According to Bloomberg, the United Arab Emirates’ main oil producer, ADNOC, and Australia’s Santos Ltd. have teamed up to develop carbon management and technology that can trap emissions contributing to global warming. The collaboration is aimed at supporting customers in the Asia-Pacific region as they work towards reducing emissions.
This technology is highly sought after by the oil industry and is viewed as a key tool in fighting climate change. Carbon capture has been supported by companies such as Exxon Mobil Corp., but concerns have been raised about its cost and scale needed for effective emission reduction.
ADNOC, which ranks third in the list of biggest oil producers and has declared a net zero target, is investing billions of dollars in technologies to mitigate emissions.

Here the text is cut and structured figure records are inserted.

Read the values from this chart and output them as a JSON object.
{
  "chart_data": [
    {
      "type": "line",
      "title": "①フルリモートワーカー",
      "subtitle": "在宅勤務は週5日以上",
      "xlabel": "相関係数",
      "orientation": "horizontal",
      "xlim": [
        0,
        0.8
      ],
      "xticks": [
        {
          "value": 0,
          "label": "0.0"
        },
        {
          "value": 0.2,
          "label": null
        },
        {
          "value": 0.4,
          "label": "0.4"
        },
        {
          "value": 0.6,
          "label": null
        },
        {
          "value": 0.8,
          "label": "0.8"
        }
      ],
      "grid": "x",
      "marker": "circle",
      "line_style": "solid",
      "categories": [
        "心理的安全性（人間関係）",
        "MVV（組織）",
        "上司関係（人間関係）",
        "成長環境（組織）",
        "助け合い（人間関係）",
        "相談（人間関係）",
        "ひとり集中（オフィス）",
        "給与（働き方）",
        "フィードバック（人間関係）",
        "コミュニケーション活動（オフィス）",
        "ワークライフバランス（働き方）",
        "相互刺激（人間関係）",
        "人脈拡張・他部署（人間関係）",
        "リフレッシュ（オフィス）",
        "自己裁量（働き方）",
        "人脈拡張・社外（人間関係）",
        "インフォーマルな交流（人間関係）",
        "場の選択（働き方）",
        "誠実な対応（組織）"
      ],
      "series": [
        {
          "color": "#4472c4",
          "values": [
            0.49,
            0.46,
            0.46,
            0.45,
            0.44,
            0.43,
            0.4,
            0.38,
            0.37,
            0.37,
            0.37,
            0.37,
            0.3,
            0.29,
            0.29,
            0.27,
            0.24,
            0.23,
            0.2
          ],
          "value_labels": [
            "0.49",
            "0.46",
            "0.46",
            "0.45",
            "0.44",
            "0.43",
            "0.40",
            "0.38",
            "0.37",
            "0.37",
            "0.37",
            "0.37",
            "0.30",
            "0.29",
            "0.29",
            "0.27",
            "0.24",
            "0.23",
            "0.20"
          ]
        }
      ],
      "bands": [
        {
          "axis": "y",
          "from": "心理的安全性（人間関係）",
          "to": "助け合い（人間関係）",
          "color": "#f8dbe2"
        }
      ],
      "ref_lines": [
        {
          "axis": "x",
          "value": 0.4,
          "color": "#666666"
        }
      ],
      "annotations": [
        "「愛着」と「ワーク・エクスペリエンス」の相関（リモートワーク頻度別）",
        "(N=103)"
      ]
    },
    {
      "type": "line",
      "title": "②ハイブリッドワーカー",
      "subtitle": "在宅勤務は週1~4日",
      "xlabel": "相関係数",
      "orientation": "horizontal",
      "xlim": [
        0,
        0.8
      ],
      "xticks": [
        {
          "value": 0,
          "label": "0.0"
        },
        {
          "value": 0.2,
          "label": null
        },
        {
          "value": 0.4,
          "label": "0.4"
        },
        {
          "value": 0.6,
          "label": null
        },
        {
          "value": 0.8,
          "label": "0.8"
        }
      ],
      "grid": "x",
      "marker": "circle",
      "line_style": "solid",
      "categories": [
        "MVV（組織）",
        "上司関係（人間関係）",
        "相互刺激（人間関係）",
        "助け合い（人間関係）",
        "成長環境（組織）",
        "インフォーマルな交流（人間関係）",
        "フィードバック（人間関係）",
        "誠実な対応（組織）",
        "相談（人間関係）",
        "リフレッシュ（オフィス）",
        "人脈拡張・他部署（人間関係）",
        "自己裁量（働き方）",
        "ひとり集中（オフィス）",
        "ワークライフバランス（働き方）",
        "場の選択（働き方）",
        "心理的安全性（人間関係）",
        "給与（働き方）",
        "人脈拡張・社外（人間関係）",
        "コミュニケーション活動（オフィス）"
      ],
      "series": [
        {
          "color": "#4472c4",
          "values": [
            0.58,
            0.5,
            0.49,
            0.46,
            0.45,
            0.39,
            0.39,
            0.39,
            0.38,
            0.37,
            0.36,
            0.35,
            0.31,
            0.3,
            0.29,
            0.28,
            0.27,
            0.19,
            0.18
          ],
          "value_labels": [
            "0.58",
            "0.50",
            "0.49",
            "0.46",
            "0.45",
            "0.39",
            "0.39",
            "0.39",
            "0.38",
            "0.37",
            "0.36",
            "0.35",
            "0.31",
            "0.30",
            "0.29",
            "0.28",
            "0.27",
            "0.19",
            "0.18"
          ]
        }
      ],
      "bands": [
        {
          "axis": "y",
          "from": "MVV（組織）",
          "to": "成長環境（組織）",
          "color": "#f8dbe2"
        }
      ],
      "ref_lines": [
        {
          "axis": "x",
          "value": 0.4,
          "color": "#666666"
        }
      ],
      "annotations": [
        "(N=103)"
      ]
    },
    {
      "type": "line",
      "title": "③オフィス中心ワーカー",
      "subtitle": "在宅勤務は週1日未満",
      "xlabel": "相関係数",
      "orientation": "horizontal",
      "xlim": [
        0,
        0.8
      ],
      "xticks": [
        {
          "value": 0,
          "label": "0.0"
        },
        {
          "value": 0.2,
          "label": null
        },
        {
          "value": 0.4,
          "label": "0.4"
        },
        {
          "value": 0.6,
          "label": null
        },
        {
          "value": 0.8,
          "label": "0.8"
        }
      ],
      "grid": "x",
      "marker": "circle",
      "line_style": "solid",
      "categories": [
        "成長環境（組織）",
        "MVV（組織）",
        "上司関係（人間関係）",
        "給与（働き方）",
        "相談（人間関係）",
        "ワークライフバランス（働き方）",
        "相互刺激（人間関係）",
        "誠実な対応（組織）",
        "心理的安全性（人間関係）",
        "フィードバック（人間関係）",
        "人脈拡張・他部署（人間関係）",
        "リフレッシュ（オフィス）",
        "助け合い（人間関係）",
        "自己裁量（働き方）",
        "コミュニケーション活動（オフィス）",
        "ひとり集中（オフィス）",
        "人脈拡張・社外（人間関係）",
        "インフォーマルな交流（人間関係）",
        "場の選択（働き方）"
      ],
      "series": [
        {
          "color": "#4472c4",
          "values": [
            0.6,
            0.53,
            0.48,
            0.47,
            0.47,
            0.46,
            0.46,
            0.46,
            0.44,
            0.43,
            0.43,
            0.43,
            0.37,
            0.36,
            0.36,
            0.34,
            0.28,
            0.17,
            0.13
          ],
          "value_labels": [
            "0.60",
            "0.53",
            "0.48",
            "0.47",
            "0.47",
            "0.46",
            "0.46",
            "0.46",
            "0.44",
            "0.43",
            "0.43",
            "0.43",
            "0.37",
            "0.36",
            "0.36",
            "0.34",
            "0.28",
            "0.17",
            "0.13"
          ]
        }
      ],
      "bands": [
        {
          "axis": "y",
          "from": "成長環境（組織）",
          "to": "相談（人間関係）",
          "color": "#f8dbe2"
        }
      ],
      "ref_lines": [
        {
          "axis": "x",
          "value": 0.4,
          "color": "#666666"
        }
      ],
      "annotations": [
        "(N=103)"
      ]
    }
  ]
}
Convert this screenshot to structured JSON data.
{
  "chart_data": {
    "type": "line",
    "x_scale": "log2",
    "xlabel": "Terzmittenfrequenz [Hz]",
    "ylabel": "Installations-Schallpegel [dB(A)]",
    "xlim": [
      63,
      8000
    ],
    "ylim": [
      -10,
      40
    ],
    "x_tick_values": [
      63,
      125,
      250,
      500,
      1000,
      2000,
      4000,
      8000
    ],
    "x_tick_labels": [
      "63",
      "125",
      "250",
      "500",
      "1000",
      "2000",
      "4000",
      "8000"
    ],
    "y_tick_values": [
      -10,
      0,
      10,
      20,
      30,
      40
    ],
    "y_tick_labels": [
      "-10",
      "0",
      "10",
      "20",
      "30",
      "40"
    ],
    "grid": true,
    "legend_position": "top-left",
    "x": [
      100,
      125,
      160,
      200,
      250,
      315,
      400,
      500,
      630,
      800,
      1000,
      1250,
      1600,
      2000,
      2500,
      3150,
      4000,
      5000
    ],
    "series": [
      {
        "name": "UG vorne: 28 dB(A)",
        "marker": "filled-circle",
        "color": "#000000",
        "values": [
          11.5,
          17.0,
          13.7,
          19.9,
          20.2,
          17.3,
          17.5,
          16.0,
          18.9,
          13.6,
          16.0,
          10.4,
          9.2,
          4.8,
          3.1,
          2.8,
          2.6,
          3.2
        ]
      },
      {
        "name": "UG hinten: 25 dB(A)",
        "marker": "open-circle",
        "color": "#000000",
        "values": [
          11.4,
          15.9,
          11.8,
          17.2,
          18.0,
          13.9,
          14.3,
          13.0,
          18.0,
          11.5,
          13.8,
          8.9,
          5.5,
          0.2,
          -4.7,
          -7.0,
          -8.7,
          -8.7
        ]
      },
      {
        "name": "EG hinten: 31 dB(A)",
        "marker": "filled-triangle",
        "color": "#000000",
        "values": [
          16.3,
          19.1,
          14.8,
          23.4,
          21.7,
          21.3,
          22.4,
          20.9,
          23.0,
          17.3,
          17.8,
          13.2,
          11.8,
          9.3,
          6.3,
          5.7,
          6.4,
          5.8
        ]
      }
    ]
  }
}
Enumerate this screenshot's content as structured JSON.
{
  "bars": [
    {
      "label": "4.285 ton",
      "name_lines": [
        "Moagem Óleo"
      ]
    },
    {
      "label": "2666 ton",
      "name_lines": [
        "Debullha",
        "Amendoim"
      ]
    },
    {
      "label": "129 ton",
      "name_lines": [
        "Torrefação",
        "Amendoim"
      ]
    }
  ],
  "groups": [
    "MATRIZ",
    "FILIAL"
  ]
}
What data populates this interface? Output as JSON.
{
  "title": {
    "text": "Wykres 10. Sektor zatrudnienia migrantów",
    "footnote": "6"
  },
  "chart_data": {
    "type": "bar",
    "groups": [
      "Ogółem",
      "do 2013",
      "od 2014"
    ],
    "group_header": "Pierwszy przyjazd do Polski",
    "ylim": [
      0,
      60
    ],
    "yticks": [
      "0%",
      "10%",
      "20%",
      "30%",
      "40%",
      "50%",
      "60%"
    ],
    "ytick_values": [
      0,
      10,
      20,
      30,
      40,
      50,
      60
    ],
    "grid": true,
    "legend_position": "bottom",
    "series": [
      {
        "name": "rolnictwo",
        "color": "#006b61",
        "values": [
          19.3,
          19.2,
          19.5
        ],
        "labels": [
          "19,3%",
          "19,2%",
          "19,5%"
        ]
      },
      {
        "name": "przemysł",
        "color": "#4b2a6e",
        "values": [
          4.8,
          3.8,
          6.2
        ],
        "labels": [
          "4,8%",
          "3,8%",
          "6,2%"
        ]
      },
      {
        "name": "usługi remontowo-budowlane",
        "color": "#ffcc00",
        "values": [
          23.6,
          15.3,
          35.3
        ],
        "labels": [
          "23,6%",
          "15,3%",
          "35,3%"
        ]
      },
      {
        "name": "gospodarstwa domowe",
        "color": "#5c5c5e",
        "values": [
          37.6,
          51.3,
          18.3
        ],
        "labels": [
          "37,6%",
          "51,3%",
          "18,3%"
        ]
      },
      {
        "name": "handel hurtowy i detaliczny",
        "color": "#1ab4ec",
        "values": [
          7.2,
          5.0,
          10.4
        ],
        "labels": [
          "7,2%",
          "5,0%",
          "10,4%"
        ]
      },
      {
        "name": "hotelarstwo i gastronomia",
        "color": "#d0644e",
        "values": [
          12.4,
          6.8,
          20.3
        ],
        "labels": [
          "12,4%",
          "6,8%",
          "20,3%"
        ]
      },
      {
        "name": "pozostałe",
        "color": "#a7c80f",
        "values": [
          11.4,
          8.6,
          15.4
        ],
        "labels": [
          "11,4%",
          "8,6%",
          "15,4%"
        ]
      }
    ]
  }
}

The company aims to capture 10 million tons of emissions annually by 2030 at fields in the Emirates. “Large scale-up of CCS is required to meet the world’s climate objectives,” said Alan Stuart-Grant, executive vice president for energy solutions at Santos, emphasizing the importance of carbon capture.
In addition to this project, ADNOC has announced plans to develop a significant gas field off the UAE coast that includes carbon capture. The company is also engaged in several similar projects and fields in the emirate as part of its efforts to capture 10 million tons of emissions annually by 2030, less than half of ADNOC’s declared emissions from its own operations.